The result stars Dempsey as Tom, a bachelor who is rich, desirable and the envy of his married, middle-aged pals. His seemingly ideal life is upended, though, when he realizes he’s in love with his gorgeous best friend Hannah (Michelle Monaghan of Mission: Impossible III and The Heartbreak Kid). But before he can tell her about his feelings she returns from a business trip to Scotland, tells Tom she met a man there and is getting married.

Already facing the prospect of Hannah walking down the aisle with another man, matters get worse when she asks Tom to be her maid of honour — hence the pun of the title and the inevitable comparisons to My Best Friend’s Wedding, albeit with Dempsey in the Julia Roberts role.

Honor marks Dempsey’s first film since last fall’s hit Disney musical Enchanted, which assured Amy Adams’ status as one of Hollywood’s It girls.

Dempsey believes Monaghan has the same potential.

“Michelle has a great quality on screen. With Michelle, there’s something really accessible about her. She is the girl next door and that really worked for the dynamic of Made of Honor. It’s been fun; it’s been a lot of work though.”

Indeed, it’s been a breathless few years for Dempsey in general. In addition to acting, he is also an avid auto racer and co-owner of the IndyCar Series team Vision Racing. And there is, of course, the medical soap opera he has to thank for his career resurgence in the first place.

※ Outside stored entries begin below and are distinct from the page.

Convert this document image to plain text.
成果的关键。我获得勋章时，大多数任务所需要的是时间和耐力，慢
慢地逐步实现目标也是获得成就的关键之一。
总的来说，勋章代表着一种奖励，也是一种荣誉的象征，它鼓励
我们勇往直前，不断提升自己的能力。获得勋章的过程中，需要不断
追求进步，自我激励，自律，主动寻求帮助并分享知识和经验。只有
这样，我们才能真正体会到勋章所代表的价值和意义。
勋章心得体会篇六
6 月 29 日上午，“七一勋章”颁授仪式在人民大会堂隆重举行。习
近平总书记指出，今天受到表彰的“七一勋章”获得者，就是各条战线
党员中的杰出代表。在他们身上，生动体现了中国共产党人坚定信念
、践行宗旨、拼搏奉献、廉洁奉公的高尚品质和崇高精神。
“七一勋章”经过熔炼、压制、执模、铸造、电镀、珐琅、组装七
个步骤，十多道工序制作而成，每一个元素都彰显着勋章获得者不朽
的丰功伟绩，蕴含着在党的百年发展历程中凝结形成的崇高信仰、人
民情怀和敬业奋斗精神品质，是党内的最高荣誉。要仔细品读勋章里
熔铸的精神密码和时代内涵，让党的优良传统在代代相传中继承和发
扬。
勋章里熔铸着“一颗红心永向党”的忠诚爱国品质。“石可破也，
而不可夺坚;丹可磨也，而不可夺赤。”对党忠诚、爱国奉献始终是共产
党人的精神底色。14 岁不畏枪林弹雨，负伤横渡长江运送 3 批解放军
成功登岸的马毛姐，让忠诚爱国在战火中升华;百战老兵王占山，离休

“At the end of Made of Honor I was exhausted because I had to jump right back into Grey’s Anatomy. I had that, and there was the birth of the boys and my racing. I thought, ‘Wow, this is something else.’”

The “boys” to whom Dempsey refers are the twins he and his wife had in February 2007. They also have a five-year-old girl.

“My family keeps me in line…. I got home last night to projectile vomiting and everything smelled like vomit. That will take you back to reality,” says Dempsey, but adds, “I enjoy [fatherhood] more and more. There’s something really comforting about a houseful of people and kids. It surprises me. I usually like being alone, but I’m loving it.”

He’s also loving the second act of his career, one which appeared unlikely after his initial bout of fame — in such comedies as 1987’s Can’t Buy Me Love, 1988’s Some Girls and 1989’s Loverboy — fizzled.

Now, he says, “I know who I want to work with. I know who the good people are and who aren’t. You just want to be with good people. Life’s too short. I don’t want the drama.”
 

Kevin Williamson lives in Calgary where he’s a movie columnist for Sun Media.